Open your most important landing page right now. Set a timer for five seconds. Read only what is visible without scrolling.
Could a stranger tell what you do, who you help, and what they should do next?
If the answer is no or maybe, that is the problem. Not your ads.
Here is a fast five-point check you can do in under ten minutes.
1. Does your headline say who you help and why it matters? Not your organization's name or founding year. Who is helped and what changes for them.
"Helping rural students stay in school" lands differently than "Empowering Communities Through Education."
2. Is there one clear action above the fold? Donate, volunteer, learn more, read our story, join us, contact us.
When all of these compete, none of them wins. Pick one primary action per page and make it obvious.
3. Is the page written for the visitor, not the organization? There is a difference between "We have served 12,000 families since 2011" and "12,000 families in your city now have stable housing."
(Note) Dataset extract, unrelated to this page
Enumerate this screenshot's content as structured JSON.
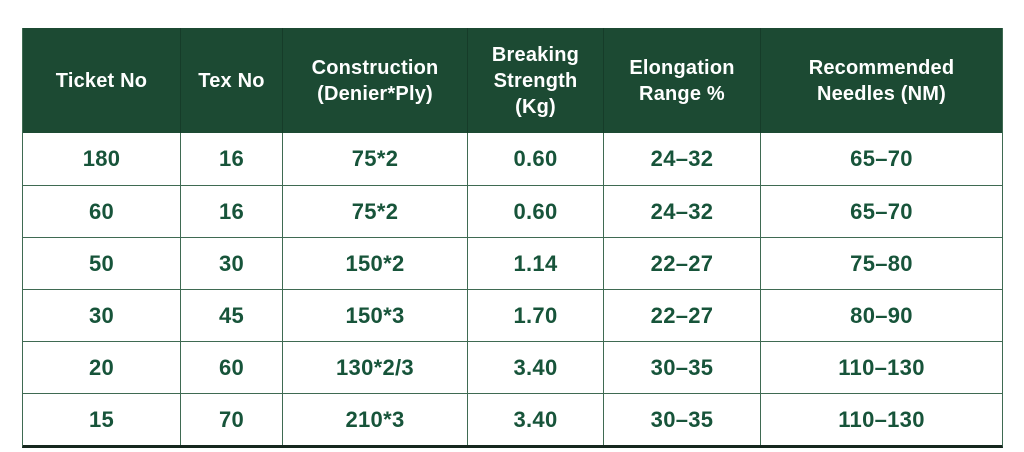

One talks about the organization. The other talks to the person reading.
4. Is there proof before the ask? Numbers, a short testimonial, a partner logo, one specific story.
Something that builds trust before you ask someone to take action. Most donation pages skip this entirely and go straight to the form.
5. Does the page match what the ad said? If your ad says "help children stay in school this year," your landing page should open on that exact idea.
If it opens with a general homepage or an about section, you have broken the promise the ad made.